Suppose two countries, Alpha and Beta, each have resources that can be used to produce only two goods: textiles and machinery. Using all of its resources, each country can produce the maximum combinations shown below.
Country
Max Textiles (units)
Max Machinery (units)
Alpha
60
30
Beta
40
40
A
Calculate Alpha's opportunity cost of producing one unit of machinery, in terms of textiles. Show your work.
✓ Model answer (earns the point)
Alpha can produce a maximum of 60 textiles OR 30 machinery. Giving up all textile production (60 units) to produce 30 units of machinery means each unit of machinery costs 60/30 = 2 units of textiles.
Why it scores: Shows the calculation (60 textiles ÷ 30 machinery) and states the correct numerical answer with units (2 textiles per unit of machinery). A correct answer without showing the ratio calculation may not earn full credit.
B
Determine which country has the comparative advantage in producing machinery. Justify your answer using opportunity cost.
✓ Model answer (earns the point)
Beta has the comparative advantage in machinery. Alpha's opportunity cost of one unit of machinery is 2 textiles (from Part A). Beta's opportunity cost of one unit of machinery is 40/40 = 1 textile. Since Beta's opportunity cost (1 textile) is lower than Alpha's (2 textiles), Beta should specialize in machinery.
Why it scores: Calculates Beta's opportunity cost, explicitly compares it to Alpha's, and correctly identifies the country with the lower opportunity cost. Simply naming a country without the opportunity cost comparison would not earn the point.
C
Suppose Alpha and Beta specialize according to comparative advantage and agree to trade at a rate of 1 unit of machinery for 1.5 units of textiles. Explain why this rate of trade is mutually beneficial for both countries.
✓ Model answer (earns the point)
This trade rate is mutually beneficial because 1.5 textiles per machinery falls between each country's own opportunity cost of machinery — Alpha's domestic opportunity cost is 2 textiles per machinery, and Beta's is 1 textile per machinery. Because Alpha can obtain machinery through trade for only 1.5 textiles instead of giving up 2 textiles domestically, trading is cheaper than producing machinery itself. Beta, meanwhile, can sell machinery for 1.5 textiles even though it only cost Beta 1 textile to produce — earning more in trade than its production cost. Since both countries get a better deal through trade than through producing the good domestically, both gain from trading at this rate.

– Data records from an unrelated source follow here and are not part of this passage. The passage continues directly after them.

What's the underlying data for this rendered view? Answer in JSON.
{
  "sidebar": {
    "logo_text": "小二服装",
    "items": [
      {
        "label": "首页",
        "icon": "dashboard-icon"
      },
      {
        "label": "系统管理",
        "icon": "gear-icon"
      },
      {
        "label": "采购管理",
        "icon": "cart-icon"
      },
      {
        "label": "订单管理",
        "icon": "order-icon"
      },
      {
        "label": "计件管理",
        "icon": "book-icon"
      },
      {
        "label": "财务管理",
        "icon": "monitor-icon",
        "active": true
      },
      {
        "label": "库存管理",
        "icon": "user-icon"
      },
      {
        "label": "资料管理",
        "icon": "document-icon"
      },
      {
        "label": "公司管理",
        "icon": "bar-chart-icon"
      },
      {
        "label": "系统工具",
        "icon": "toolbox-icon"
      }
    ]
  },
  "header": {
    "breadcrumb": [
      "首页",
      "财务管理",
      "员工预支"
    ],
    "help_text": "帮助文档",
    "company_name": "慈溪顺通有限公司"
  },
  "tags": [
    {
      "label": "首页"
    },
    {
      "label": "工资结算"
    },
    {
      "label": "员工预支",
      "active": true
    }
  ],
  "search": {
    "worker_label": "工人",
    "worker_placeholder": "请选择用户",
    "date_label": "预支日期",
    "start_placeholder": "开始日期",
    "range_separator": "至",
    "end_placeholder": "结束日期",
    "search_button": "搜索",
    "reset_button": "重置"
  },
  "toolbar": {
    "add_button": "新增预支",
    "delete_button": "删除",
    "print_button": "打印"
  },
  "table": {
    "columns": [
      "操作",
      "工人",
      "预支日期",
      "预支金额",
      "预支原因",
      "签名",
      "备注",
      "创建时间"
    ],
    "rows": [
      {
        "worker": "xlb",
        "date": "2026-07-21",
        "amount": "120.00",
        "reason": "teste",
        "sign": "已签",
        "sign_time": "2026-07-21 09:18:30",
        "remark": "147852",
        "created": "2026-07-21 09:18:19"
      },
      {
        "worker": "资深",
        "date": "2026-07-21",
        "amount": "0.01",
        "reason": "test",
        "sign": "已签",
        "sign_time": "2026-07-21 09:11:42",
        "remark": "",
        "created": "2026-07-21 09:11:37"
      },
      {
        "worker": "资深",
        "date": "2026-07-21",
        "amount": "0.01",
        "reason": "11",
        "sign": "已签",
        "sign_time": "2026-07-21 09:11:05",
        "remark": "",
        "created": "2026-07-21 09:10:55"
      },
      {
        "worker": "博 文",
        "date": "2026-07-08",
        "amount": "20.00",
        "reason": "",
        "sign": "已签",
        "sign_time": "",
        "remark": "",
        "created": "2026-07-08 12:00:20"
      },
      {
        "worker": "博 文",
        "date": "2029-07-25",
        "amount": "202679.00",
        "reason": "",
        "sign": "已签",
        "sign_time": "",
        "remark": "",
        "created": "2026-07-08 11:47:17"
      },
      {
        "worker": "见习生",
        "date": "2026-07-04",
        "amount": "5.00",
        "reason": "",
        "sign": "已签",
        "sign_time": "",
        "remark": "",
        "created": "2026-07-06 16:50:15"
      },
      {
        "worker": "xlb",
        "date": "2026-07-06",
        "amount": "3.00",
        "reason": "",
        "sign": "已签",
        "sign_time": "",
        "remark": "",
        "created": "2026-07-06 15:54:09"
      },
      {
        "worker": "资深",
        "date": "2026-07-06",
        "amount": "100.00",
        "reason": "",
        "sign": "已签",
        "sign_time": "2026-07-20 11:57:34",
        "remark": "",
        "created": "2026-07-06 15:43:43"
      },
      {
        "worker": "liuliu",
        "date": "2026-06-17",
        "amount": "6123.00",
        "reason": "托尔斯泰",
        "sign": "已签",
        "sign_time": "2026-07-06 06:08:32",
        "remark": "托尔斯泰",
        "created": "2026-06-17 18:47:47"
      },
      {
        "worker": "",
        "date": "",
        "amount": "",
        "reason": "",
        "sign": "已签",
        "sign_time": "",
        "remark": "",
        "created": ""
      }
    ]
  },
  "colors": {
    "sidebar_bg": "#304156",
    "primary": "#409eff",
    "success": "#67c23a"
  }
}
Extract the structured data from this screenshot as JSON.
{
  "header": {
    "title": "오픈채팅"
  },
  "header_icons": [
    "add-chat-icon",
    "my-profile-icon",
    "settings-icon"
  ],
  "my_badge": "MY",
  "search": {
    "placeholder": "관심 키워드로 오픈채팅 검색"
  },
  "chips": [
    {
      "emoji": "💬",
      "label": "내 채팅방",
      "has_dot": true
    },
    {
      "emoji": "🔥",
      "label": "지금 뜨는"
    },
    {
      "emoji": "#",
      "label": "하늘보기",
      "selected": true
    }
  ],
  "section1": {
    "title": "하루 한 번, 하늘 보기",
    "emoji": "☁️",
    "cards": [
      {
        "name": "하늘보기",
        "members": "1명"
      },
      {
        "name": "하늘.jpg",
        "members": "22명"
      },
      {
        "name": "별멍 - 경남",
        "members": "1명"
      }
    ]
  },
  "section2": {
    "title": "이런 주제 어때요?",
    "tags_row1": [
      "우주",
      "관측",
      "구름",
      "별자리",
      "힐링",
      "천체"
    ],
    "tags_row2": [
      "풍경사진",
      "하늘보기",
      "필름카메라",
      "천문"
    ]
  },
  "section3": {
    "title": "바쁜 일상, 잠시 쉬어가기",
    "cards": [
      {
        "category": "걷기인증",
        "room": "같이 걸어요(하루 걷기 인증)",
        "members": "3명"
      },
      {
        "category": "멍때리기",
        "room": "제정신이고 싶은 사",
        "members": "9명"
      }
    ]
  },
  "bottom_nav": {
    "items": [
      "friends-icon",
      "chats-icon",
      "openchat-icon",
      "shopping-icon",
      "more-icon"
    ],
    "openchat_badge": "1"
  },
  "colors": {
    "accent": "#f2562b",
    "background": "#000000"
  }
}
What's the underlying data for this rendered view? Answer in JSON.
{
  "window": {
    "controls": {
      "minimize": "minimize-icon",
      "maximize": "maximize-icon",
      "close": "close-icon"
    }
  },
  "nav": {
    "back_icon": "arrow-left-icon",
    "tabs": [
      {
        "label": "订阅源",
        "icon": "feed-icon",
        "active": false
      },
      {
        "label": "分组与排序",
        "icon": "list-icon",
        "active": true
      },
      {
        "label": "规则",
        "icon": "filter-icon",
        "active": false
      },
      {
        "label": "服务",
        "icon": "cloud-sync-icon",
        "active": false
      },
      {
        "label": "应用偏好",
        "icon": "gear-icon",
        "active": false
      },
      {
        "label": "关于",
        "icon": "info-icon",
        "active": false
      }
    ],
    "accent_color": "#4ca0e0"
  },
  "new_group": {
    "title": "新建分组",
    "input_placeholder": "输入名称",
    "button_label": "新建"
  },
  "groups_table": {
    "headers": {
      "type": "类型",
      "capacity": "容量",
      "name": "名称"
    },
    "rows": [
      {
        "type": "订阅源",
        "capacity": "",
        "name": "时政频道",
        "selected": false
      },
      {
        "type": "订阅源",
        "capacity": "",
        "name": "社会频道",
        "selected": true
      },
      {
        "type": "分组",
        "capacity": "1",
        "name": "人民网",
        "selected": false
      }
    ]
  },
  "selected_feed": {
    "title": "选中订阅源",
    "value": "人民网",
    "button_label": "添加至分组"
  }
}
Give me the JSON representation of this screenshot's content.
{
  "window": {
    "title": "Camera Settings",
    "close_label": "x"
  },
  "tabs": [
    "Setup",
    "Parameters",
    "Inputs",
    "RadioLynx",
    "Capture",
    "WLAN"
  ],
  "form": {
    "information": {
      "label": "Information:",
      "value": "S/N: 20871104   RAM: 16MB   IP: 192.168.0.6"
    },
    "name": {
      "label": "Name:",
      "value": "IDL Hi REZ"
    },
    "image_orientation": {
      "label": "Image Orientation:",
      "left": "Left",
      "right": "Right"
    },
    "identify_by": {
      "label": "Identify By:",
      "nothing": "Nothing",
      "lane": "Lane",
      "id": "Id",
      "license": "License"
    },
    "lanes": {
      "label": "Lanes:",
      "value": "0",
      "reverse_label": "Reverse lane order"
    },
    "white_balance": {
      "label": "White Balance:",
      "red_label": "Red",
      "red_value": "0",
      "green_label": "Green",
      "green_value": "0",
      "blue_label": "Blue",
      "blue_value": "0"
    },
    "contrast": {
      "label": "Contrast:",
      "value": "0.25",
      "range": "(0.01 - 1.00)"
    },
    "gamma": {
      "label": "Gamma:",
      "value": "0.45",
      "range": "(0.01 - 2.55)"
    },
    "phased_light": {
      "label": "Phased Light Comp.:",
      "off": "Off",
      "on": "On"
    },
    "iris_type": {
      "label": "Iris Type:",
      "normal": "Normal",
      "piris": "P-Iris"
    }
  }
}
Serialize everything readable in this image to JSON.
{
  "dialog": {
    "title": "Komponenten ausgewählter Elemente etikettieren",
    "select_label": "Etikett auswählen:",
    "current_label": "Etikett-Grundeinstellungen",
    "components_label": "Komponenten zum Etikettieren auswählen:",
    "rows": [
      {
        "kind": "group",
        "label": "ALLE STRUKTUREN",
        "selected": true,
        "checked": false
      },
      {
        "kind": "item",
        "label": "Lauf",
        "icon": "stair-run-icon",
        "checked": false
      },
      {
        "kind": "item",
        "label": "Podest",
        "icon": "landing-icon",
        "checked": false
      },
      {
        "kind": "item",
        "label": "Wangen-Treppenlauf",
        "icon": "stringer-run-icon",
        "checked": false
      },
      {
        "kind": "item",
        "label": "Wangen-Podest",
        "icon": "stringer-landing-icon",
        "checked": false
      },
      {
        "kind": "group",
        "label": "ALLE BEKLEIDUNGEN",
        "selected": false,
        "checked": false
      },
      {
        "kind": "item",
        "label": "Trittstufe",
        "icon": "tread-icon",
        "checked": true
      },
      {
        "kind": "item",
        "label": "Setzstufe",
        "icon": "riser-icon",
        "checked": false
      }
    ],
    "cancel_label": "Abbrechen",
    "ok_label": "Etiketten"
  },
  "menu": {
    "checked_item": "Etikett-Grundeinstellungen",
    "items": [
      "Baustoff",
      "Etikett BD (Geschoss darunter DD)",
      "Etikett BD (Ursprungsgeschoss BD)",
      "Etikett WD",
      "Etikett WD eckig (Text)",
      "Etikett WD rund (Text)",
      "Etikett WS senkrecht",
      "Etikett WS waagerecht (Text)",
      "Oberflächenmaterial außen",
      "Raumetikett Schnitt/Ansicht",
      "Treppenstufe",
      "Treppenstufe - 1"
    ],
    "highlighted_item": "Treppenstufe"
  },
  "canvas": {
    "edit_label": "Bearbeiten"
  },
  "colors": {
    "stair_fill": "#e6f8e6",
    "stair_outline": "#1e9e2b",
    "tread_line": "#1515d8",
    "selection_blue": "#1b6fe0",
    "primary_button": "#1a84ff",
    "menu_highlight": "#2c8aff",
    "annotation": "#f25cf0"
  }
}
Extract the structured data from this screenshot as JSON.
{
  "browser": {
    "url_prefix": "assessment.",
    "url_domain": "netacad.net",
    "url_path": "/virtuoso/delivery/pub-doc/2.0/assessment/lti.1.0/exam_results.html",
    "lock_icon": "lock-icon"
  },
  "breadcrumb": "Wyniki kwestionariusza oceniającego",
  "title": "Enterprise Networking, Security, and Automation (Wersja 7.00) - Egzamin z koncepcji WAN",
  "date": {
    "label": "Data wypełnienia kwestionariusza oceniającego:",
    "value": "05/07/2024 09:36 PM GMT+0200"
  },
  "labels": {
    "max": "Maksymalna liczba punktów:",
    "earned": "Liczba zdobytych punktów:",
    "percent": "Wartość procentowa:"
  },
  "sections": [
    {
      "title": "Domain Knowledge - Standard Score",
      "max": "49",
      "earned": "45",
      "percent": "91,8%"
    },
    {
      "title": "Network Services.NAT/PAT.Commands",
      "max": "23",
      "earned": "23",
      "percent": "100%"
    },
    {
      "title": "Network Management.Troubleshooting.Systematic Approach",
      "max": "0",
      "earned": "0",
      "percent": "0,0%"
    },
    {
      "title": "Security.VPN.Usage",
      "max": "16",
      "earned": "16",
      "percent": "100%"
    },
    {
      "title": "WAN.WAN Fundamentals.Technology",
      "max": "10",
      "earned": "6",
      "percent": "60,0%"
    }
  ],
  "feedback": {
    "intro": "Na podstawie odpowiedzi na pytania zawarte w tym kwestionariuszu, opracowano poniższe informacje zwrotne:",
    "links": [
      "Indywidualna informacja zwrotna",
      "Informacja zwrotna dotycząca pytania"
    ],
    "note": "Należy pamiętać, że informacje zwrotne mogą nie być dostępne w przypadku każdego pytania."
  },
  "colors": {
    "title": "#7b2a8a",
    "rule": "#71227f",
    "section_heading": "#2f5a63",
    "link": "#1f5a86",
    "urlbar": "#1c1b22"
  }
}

Why it scores: Identifies that the trade rate sits between both countries' opportunity costs AND explains, for each country specifically, why the rate beats their own domestic opportunity cost. Just saying "both countries benefit" without the opportunity-cost comparison would not earn the point.
How to score points on AP Microeconomics FRQs
Always show your calculation, not just the answer. Opportunity cost and comparative advantage problems almost always require you to show the ratio or division that produced your number.
Name specific economics, not vague concepts. "Lower opportunity cost" scores higher than "better at it." "Comparative advantage" is sharper than "an advantage."
Answer the verb in the prompt. "Calculate" needs a number with work shown. "Determine and justify" needs an answer PLUS the reasoning that supports it. "Explain" needs a causal chain, not just a restatement.
For trade questions, compare the rate to BOTH countries' opportunity costs. A trade rate is mutually beneficial only if it falls between the two opportunity costs — show that explicitly.
Be concise but complete. 2–4 sentences per part is usually enough. Avoid filler — every sentence should add something a grader can mark.